Daffodil Stick, 2011, 1″x 52″, acrylic and mixed medium on wood. 

A Kentucky tobacco stick via NYC.

I have a long history of painting things. Objects. Savable, ready for a second life stuff. These sticks fit my pattern.

They were completely unexpected. I’d never seen one before. Didn’t know what they were for. Or their physical nature. The first time I held one I thought it a marvel of architecture. Evocative, tactile, weighty. Made of wood, pointed at both ends, these tobacco sticks were scepter and staff, superhero rods. Magical.

Mostly they were raw and solid, slender and unused with no discernible future.

Each, from the start, began as it’s own piece. Treated individual. Four-sided, lean and holdable. I liked so much about this new canvas. A new option for me. I fell in love with them.

It began on a driving trip with a friend and a stop at his friend’s farm in Kentucky. On that first visit Lucy, the lyrical Lady of the Farm, introduced us to the lands with a walking tour and on that walk one barn had the sticks (pictured above) stacked by the thousands. “No longer needed.”

The farm had not grown tobacco for years.
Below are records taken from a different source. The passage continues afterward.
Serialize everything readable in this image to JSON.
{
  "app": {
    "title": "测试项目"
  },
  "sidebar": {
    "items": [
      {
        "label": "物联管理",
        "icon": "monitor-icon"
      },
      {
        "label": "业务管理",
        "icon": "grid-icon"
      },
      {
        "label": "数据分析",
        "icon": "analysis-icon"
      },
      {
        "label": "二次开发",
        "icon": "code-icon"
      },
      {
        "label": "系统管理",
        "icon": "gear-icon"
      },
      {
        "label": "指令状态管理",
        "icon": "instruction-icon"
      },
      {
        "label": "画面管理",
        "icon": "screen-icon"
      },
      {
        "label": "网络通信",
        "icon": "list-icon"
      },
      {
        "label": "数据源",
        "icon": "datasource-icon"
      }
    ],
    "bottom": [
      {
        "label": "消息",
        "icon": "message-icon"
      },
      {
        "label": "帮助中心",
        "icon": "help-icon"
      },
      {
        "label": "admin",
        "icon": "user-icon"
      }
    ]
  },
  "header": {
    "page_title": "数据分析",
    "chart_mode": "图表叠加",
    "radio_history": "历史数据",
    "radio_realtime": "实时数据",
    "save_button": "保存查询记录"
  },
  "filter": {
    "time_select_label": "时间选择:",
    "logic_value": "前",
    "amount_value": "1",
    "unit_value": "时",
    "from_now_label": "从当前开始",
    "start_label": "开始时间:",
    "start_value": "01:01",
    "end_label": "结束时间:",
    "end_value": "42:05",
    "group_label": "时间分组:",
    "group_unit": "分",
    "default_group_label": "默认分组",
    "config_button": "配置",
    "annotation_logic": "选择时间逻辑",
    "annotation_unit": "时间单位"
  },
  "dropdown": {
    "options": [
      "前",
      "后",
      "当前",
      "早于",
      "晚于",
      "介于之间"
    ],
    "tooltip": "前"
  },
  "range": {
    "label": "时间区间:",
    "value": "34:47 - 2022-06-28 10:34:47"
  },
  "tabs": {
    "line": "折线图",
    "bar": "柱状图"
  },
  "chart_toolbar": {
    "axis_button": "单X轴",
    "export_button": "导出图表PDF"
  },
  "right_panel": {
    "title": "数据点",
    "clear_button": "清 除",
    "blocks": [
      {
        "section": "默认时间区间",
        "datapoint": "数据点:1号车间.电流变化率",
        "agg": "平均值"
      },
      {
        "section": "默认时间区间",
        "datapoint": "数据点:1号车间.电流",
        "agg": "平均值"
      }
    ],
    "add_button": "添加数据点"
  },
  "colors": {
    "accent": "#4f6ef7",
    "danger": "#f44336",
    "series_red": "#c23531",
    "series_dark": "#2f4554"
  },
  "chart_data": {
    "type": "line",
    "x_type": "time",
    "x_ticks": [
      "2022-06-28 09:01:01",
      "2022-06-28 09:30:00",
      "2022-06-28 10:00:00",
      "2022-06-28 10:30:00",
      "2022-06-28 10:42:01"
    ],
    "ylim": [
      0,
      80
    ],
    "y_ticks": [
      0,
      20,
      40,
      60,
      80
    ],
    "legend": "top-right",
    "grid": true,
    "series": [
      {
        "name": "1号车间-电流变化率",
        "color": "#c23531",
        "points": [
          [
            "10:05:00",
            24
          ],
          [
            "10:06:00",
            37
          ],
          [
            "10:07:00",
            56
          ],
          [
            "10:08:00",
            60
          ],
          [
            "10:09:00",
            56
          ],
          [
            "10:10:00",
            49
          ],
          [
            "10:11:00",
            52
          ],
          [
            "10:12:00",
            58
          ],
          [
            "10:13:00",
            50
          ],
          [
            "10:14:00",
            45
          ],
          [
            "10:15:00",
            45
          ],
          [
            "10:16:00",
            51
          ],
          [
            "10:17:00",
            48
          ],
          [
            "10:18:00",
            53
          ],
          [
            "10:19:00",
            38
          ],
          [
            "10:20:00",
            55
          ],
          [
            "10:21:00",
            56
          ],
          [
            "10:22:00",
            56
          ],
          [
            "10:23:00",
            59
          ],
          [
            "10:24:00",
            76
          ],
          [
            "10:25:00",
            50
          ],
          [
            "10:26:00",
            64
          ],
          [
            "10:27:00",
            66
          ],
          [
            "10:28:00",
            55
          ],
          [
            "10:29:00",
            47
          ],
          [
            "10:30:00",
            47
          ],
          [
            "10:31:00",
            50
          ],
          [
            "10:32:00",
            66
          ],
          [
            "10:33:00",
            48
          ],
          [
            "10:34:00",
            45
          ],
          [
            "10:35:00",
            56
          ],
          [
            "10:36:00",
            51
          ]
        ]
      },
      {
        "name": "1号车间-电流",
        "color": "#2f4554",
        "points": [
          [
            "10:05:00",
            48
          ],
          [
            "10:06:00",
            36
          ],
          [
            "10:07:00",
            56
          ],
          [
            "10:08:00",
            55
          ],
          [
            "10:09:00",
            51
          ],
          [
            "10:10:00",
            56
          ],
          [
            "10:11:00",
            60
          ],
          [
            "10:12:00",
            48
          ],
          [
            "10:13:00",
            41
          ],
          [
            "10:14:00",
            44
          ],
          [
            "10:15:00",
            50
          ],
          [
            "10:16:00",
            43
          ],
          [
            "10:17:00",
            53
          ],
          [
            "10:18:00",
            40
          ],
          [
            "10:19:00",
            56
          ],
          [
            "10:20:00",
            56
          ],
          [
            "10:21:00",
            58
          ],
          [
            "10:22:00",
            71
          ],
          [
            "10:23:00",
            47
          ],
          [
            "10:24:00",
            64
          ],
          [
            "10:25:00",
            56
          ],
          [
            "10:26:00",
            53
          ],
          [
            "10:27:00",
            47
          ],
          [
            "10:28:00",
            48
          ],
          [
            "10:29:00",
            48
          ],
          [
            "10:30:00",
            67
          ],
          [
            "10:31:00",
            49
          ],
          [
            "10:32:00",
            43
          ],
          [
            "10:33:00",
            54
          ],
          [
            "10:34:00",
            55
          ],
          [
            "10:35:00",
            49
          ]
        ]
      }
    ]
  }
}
I learned that the sticks were used to transport tobacco from the fields and then hang them in the ventilation barn rafters for curing. Complete utility. A farm tool. Now unused. Me, I saw second-life potential.

Averaging 1″ square by 52″ long, pointed at both ends, with a weight determined by their wood, they’re all stand me up or hang me up pieces.

This Daffodil Stick is painted on one of the original six tobacco sticks brought back to New York City from that first visit to the farm. The back seat floor fit them easily. The Daffodil Stick was sent via post which I heard was as much of a surprise and pleasure as I’d hoped it might be. The Lady of the Farm loves daffodils and thus the theme. Daffodils are welcoming of spring and what could be more hopeful.

 

 

The following year my painted tobacco sticks won a Greenwich Village Arts festival award for most successful use of recycled materials.

In 2021 the green and white striped stick, above, was given as a gift to a childhood friend of Lucy’s in New York. I included daffodils to represent Lucy. And lucky horseshoes to represent her friend.